Sunday, February 9, 2014

(OT) Yoichi Masuzoe Is the New Governor of Tokyo, Thanks to Organized Votes from LDP and Komei/Soka Gakkai; Turnout 3rd Lowest in History


He should also be grateful for the Japan's mainstream media, from increasingly government-PR organ NHK to left-leaning Asahi Shinbun, for not reporting the various scandals that everyone in the media and the political class knew about during the election campaign and for their genuine, heart-felt effort to de-emphasize any nuclear issue to the point of not even showing the faces of the two former prime ministers as they campaigned on the anti-nuclear platform.

Looking at Asahi's site, it doesn't look like the paper will ever report Masuzoe's scandal, although suddenly the anti-nuclear movement is prominently mentioned.

From Asahi's Tokyo Gubernatorial Election page "Who is Mr. Masuzoe?", Masuzoe's prominent remarks as Asahi sees:

"LDP's draft constitution is too right-wing to receive broad support"

"Without redistribution, the gap [between the rich and the poor] will widen"

"What was Koizumi's postal reform?"

"Atomic Energy Agreement [to export nuclear power plant technologies] is OK"

"How does one spend first six years after retirement"


etc., etc., as if Masuzoe is a reasonable statesman.

Asahi, or for that matter, any Japanese mainstream media news outlet, never reported what the foreign press reported, and will never report, now that Masuzoe is installed as the governor, doing the Abe administration's bidding.

One of the most prominent remarks by Masuzoe appeared in UK's The Guardian and other foreign news outlets quoting AFP (2/7/2014):

In 1989, he told a men's magazine that it would not be proper to have women at the highest level of government because their menstrual cycle makes them irrational.
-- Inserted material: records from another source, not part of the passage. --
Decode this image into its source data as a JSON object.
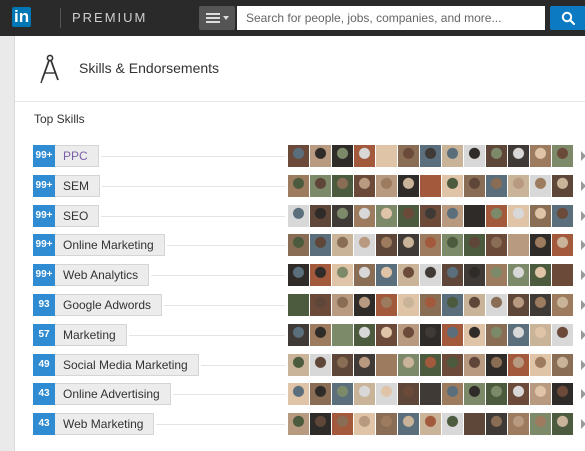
{
  "header": {
    "logo_text": "in",
    "premium_label": "PREMIUM",
    "search_placeholder": "Search for people, jobs, companies, and more..."
  },
  "section": {
    "title": "Skills & Endorsements",
    "top_skills_label": "Top Skills"
  },
  "skills": [
    {
      "count": "99+",
      "name": "PPC"
    },
    {
      "count": "99+",
      "name": "SEM"
    },
    {
      "count": "99+",
      "name": "SEO"
    },
    {
      "count": "99+",
      "name": "Online Marketing"
    },
    {
      "count": "99+",
      "name": "Web Analytics"
    },
    {
      "count": "93",
      "name": "Google Adwords"
    },
    {
      "count": "57",
      "name": "Marketing"
    },
    {
      "count": "49",
      "name": "Social Media Marketing"
    },
    {
      "count": "43",
      "name": "Online Advertising"
    },
    {
      "count": "43",
      "name": "Web Marketing"
    }
  ],
  "avatar_palette": [
    "#6b4a3a",
    "#8a6d55",
    "#3f3a36",
    "#b89a80",
    "#5a6e7c",
    "#9c7b5e",
    "#2f2b28",
    "#c9b49a",
    "#7d8a6a",
    "#a35a3c",
    "#d8d8d8",
    "#4c5a3e",
    "#e0c4a8",
    "#5e4638"
  ],
  "colors": {
    "accent": "#2f8bd2",
    "topbar": "#2a2a2a",
    "link_skill": "#7a5fa8"
  }
}
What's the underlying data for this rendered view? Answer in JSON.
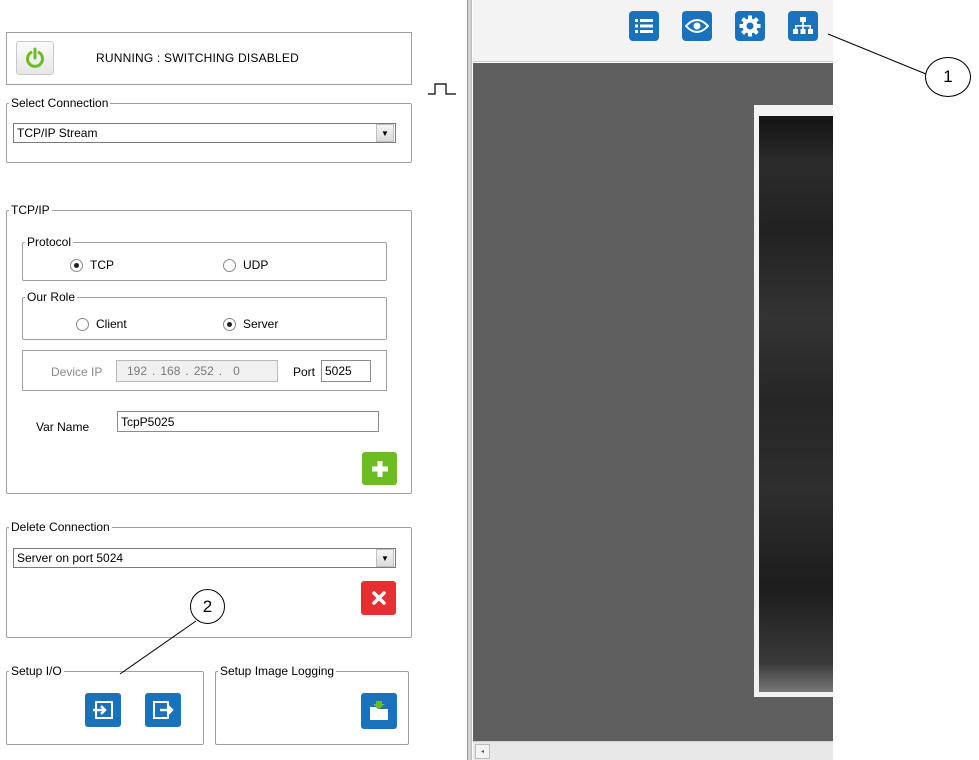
{
  "status": {
    "text": "RUNNING : SWITCHING DISABLED"
  },
  "select_connection": {
    "legend": "Select Connection",
    "value": "TCP/IP Stream"
  },
  "tcpip": {
    "legend": "TCP/IP",
    "protocol": {
      "legend": "Protocol",
      "options": [
        "TCP",
        "UDP"
      ],
      "selected": "TCP"
    },
    "role": {
      "legend": "Our Role",
      "options": [
        "Client",
        "Server"
      ],
      "selected": "Server"
    },
    "device_ip": {
      "label": "Device IP",
      "octets": [
        "192",
        "168",
        "252",
        "0"
      ]
    },
    "port": {
      "label": "Port",
      "value": "5025"
    },
    "var_name": {
      "label": "Var Name",
      "value": "TcpP5025"
    }
  },
  "delete_connection": {
    "legend": "Delete Connection",
    "value": "Server on port 5024"
  },
  "setup_io": {
    "legend": "Setup I/O"
  },
  "setup_image_logging": {
    "legend": "Setup Image Logging"
  },
  "callouts": [
    "1",
    "2"
  ],
  "toolbar": {
    "icons": [
      "list-icon",
      "eye-icon",
      "gear-icon",
      "network-icon"
    ]
  },
  "colors": {
    "accent_blue": "#1a72bd",
    "add_green": "#6cbd24",
    "delete_red": "#e52f30",
    "power_green": "#6cbd24",
    "viewer_gray": "#5f5f5f"
  }
}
"Women are not normal when they are having a period … You can't possibly let them make critical decisions about the country [during their period] such as whether or not to go to war," he said.


For him to say so must be extremely distressful for one of his ex-wives, Ms. Satsuki Katayama, an LDP politician whose own party supported her ex-husband's candidacy. She reportedly suffered domestic violence during their short marriage, which she once described to a Japanese magazine as "simply terrifying".

Too much testosterone, or too many girlfriends, we don't know.

With the low turnout (46.14% including absentee ballots), there was not much at all that other candidates could do to counter the LDP/Komei/labor union votes, particularly those of Komei/Soka Gakkai (religious organization that founded Komei Party).

The most realistic anti-nuclear candidate was former Prime Minister Morihiro Hosokawa, but he and his supporters were bombarded with "negative" campaigns on the net (particularly social media) by the supporters of another supposedly anti-nuclear candidate, Kenji Utsunomiya, attorney who was backed by Social Democratic Party and Communist Party.

I put "negative" in quotation marks, as tweets I have seen almost always started with "positive" remarks about Hosokawa's candidacy: "It's great that he is running on the "beyond nuclear" platform, blah blah blah, BUT..."

Curiously, the words and sentences after this "BUT" were almost identical to what the Abe administration officials, right-wing think tanks supporting the administration, and mainstream media kept saying throughout the election campaign:

"BUT the governorship of Tokyo is so much more than just a "single issue" of beyond nuclear. There's public welfare, there's unemployment, there's support for working mothers and young people, there's TPP, there's Tokyo Olympic..."


The supporters of Mr. Utsunomiya say they will continue their long struggle toward a nuclear-free society, with the emphasis on "long".

What Hosokawa and Koizumi preached - immediate decision not to use nuclear energy any more - was too "soon", apparently.

As to whether Mr. Masuzoe can keep his governorship, probably. LDP holds 59 seats and Komei 23 in the Tokyo Metropolitan Assembly. Together, they control 82 seats, or 65% of the total 127 seats in the Assembly. LDP and Komei will make sure Masuzoe's scandals remain non-issues, as long as Masuzoe does not deviate from their agendas.

3 comments:

wren said...

Sad, sad, sad.

Hikarius said...

Even if Utsunomiya were elected (which is impossible as he does not have the political charisma to win votes from independent and conservative voters), I cannot see he would ever be politically sophisticated or determined enough to bring any change. A repeat of Ryokichi Minobe, or Yukio Aoshima at best.

Anonymous said...

Yup. Minobe, professor of Marxist history was what I kept thinking of. Terrible years. But Utsunomiya and his supporters must be very happy now because so-called "beyond nuclear" movement remain in their hands (i.e. liberal/progressive/Communist) and not shared by independents and conservatives whom they always call "right wing".